Anonymous wrote:
Anonymous wrote:
Anonymous wrote:
Anonymous wrote:
Anonymous wrote:
Anonymous wrote:How do people think this is a good plan for Students with SN or ELL? They are still receiving all of their special instruction virtually. At best they are getting babysitters. Babysitters who will be setting them up on iPads to receive there services.
Also WTU has been fighting DCPS for months because DCPS violated the law. That is literally what the PERB review showed. Even the council members during the Town Hall Friday expressed dismay at DCPS poor planning and lack of transparency around reopening schools. So blame DCPS for the delay not the people holding them accountable. Unions were created to protect people from unsafe working conditions.
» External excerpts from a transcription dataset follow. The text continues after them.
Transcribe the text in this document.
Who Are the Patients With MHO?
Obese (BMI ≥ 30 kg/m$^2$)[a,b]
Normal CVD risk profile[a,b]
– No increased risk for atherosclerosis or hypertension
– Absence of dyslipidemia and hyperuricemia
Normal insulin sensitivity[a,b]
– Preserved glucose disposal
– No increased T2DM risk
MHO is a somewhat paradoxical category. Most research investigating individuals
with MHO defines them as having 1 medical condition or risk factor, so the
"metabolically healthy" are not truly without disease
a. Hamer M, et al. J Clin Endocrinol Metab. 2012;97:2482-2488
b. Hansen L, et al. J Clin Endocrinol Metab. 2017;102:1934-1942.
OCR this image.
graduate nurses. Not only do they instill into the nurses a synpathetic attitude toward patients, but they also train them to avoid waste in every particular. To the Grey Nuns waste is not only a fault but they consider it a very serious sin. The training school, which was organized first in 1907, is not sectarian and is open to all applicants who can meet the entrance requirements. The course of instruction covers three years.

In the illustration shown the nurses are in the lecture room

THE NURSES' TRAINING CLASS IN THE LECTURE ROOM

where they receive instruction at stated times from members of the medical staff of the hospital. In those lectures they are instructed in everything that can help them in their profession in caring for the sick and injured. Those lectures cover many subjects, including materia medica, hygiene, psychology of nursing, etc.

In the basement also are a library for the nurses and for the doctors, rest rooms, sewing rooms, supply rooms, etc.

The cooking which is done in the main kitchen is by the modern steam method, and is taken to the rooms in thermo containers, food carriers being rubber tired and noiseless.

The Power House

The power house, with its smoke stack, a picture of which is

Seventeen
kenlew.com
Sounds like they are doing their job.
So say you want your children out of your house, say you want things back to normal but don’t say this plan is good for students. And its not safe for anybody. 100’s of kids and teachers in one building. I dont think so. Not for me or my child with SN.
they are getting an actual teacher, not a “babysitter.” you sound confused about the plan and clueless about special education.
So how do you think this will look? 8-10 children with special needs in one classroom. Teacher is constantly managing them to remain separated and masked all day. A Teacher that is possibly not the one they had prior to this so pretty much restarting the year building relationships. Teacher setting up students at different times to receive their hours from their specialists. While trying to keep some students on iPads also making sure other students remain on task, masked and separated. No push in hours for students (where teacher is teaching but students with SN are receiving individualized support). Many accommodations and tactics teachers use to make learning possible during live instruction is useless because teachers also need to maintain distance. So yes traditionally live instruction is the best for ALL students especially students with SN. But this is not traditional times. Live instruction will look nothing like what school has looked before. So teachers while they are certainly qualified will be doing a lot less “teaching” and more “babysitting” or just “managing”.
Agree, what you all don't know is there has been A LOT of gen ed teachers in the background who are scared. Generally they have behavioral supports, if a child gets out of control someone comes to help. They DO NOT deal with it themselves. They also receive support from the sped teacher, who will deliver services how?
Who's doing the pull out? Because push in sure as heck will be a show.
OH FFS!!! Now they are scared of handling HALF the number of kids they usually do? I’m starting to think teachers are “scared” of everything.
Maybe the class size is cut in half. But the number of students with SN they will be working with is doubled or tripled. All while having ZERO specialist support. This is not something a general education teacher is qualified to handle. They learn basic differentiation techniques but Specialist do most of the work even if they are not in pushing in they set up the supports. But okay begrudge teachers for being concerned over having something placed on them that they are NOT QUALIFIED for in the middle of a PANDEMIC.
Did we forget that teachers are people too. That while they prioritize our kids learning they are also SCARED FOR THEIR HEALTH AND SAFETY! That they have possibly lost family members or now be isolated from other family members. Because we are telling them to spending 7 hours a day with kids, some of this time kids will not be masked (eating/napping), indoors, while kids will be unable to follow most safety protocols. So YES Teachers are scared and YET still most of them are willing to take that risk if they thought this "plan" was what was best for high risk students. On the surface yes send the kids back with SN sounds perfect but the plan is dangerously flawed! And when this "plan" falls apart I wonder who will be blamed. Or when we have to shut our schools back down due to increased COVID cases as many other school districts have already had to do. Which is yet another transition for students and parents.